Thank you for reaching out and for the reproducer. I am on it. Meanwhile, I just wanted to point out that for the first case in 6.30, just calling ROOT.RDataFrame will not attempt to open the file, whereas 6.32 opens the file at construction time ( to homogenise the way different data formats are processed). Just as a confirmation, could you try running any operation that would need to read data from the file in the first case with 6.30?

chrisburr commented 1 month ago

Thanks! This definitely used to be working (with 6.28 IIRC). If I find a minute I'll check with 6.30.

vepadulano commented 1 month ago

The problem is that RDF tries to open the file to check that it's valid. The logic for the file opening is at https://github.com/root-project/root/blob/962009b8c2057199c2229c3ef9938ac4d315d10a/tree/dataframe/src/RLoopManager.cxx#L1133 . In particular, because of the presence of the ? token, the string is parsed as a glob. Now in many cases that would be harmless albeit a tiny overhead (it would just return the same file name to open), but in this particular case it triggers a faulty behaviour. The glob parsing attempts at traversing the remote xrootd directory (see here), but since the permission is just for the single file with the token and not for the entire directory, it leads to the user access restricted error you post above.

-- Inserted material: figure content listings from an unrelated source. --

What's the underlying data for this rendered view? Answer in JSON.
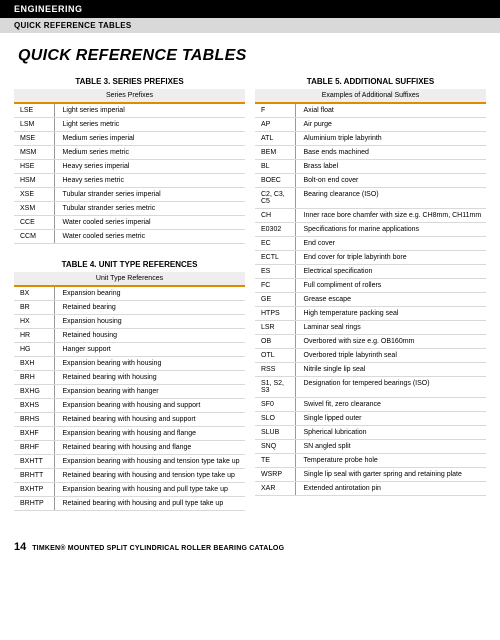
{
  "header": {
    "section": "ENGINEERING",
    "subsection": "QUICK REFERENCE TABLES"
  },
  "mainTitle": "QUICK REFERENCE TABLES",
  "table3": {
    "title": "TABLE 3. SERIES PREFIXES",
    "subhead": "Series Prefixes",
    "rows": [
      {
        "code": "LSE",
        "desc": "Light series imperial"
      },
      {
        "code": "LSM",
        "desc": "Light series metric"
      },
      {
        "code": "MSE",
        "desc": "Medium series imperial"
      },
      {
        "code": "MSM",
        "desc": "Medium series metric"
      },
      {
        "code": "HSE",
        "desc": "Heavy series imperial"
      },
      {
        "code": "HSM",
        "desc": "Heavy series metric"
      },
      {
        "code": "XSE",
        "desc": "Tubular strander series imperial"
      },
      {
        "code": "XSM",
        "desc": "Tubular strander series metric"
      },
      {
        "code": "CCE",
        "desc": "Water cooled series imperial"
      },
      {
        "code": "CCM",
        "desc": "Water cooled series metric"
      }
    ]
  },
  "table4": {
    "title": "TABLE 4. UNIT TYPE REFERENCES",
    "subhead": "Unit Type References",
    "rows": [
      {
        "code": "BX",
        "desc": "Expansion bearing"
      },
      {
        "code": "BR",
        "desc": "Retained bearing"
      },
      {
        "code": "HX",
        "desc": "Expansion housing"
      },
      {
        "code": "HR",
        "desc": "Retained housing"
      },
      {
        "code": "HG",
        "desc": "Hanger support"
      },
      {
        "code": "BXH",
        "desc": "Expansion bearing with housing"
      },
      {
        "code": "BRH",
        "desc": "Retained bearing with housing"
      },
      {
        "code": "BXHG",
        "desc": "Expansion bearing with hanger"
      },
      {
        "code": "BXHS",
        "desc": "Expansion bearing with housing and support"
      },
      {
        "code": "BRHS",
        "desc": "Retained bearing with housing and support"
      },
      {
        "code": "BXHF",
        "desc": "Expansion bearing with housing and flange"
      },
      {
        "code": "BRHF",
        "desc": "Retained bearing with housing and flange"
      },
      {
        "code": "BXHTT",
        "desc": "Expansion bearing with housing and tension type take up"
      },
      {
        "code": "BRHTT",
        "desc": "Retained bearing with housing and tension type take up"
      },
      {
        "code": "BXHTP",
        "desc": "Expansion bearing with housing and pull type take up"
      },
      {
        "code": "BRHTP",
        "desc": "Retained bearing with housing and pull type take up"
      }
    ]
  },
  "table5": {
    "title": "TABLE 5. ADDITIONAL SUFFIXES",
    "subhead": "Examples of Additional Suffixes",
    "rows": [
      {
        "code": "F",
        "desc": "Axial float"
      },
      {
        "code": "AP",
        "desc": "Air purge"
      },
      {
        "code": "ATL",
        "desc": "Aluminium triple labyrinth"
      },
      {
        "code": "BEM",
        "desc": "Base ends machined"
      },
      {
        "code": "BL",
        "desc": "Brass label"
      },
      {
        "code": "BOEC",
        "desc": "Bolt-on end cover"
      },
      {
        "code": "C2, C3, C5",
        "desc": "Bearing clearance (ISO)"
      },
      {
        "code": "CH",
        "desc": "Inner race bore chamfer with size e.g. CH8mm, CH11mm"
      },
      {
        "code": "E0302",
        "desc": "Specifications for marine applications"
      },
      {
        "code": "EC",
        "desc": "End cover"
      },
      {
        "code": "ECTL",
        "desc": "End cover for triple labyrinth bore"
      },
      {
        "code": "ES",
        "desc": "Electrical specification"
      },
      {
        "code": "FC",
        "desc": "Full compliment of rollers"
      },
      {
        "code": "GE",
        "desc": "Grease escape"
      },
      {
        "code": "HTPS",
        "desc": "High temperature packing seal"
      },
      {
        "code": "LSR",
        "desc": "Laminar seal rings"
      },
      {
        "code": "OB",
        "desc": "Overbored with size e.g. OB160mm"
      },
      {
        "code": "OTL",
        "desc": "Overbored triple labyrinth seal"
      },
      {
        "code": "RSS",
        "desc": "Nitrile single lip seal"
      },
      {
        "code": "S1, S2, S3",
        "desc": "Designation for tempered bearings (ISO)"
      },
      {
        "code": "SF0",
        "desc": "Swivel fit, zero clearance"
      },
      {
        "code": "SLO",
        "desc": "Single lipped outer"
      },
      {
        "code": "SLUB",
        "desc": "Spherical lubrication"
      },
      {
        "code": "SNQ",
        "desc": "SN angled split"
      },
      {
        "code": "TE",
        "desc": "Temperature probe hole"
      },
      {
        "code": "WSRP",
        "desc": "Single lip seal with garter spring and retaining plate"
      },
      {
        "code": "XAR",
        "desc": "Extended antirotation pin"
      }
    ]
  },
  "footer": {
    "pageNum": "14",
    "text": "TIMKEN® MOUNTED SPLIT CYLINDRICAL ROLLER BEARING CATALOG"
  },
  "colors": {
    "accent": "#e08a00",
    "headerBlack": "#000000",
    "headerGray": "#d9d9d9",
    "rowBorder": "#d9d9d9",
    "subheadBg": "#eeeeee"
  }
}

Now, I believe the most sane course of action would be to refine the logic that checks whether the input file name is a glob. I could simply add a check for the xrd.wantprot token, but probably we want to have a more authoritative list of all the tokens that should make the file name not be parsed as a glob. This probably includes not only xrootd tokens but also anything https-related. Or we could adopt a different strategy for glob detection altogether. Thoughts @dpiparo @pcanal ?

chrisburr commented 1 month ago

Ah that makes sense. Extending the defintion of strings to add metadata to paths (globbing, the # syntax in TFile::Open, ...) is always going to be error prone.

but probably we want to have a more authoritative list of all the tokens that should make the file name not be parsed as a glob

This feels like an impossible task to define.

Maybe a simplier solution would be to not support ? when globbing and only apply globbing to the text before the query string? Or maybe just have a dedicated method (or argument type) for creating a RDataFrame from a glob rather than relying on huristics?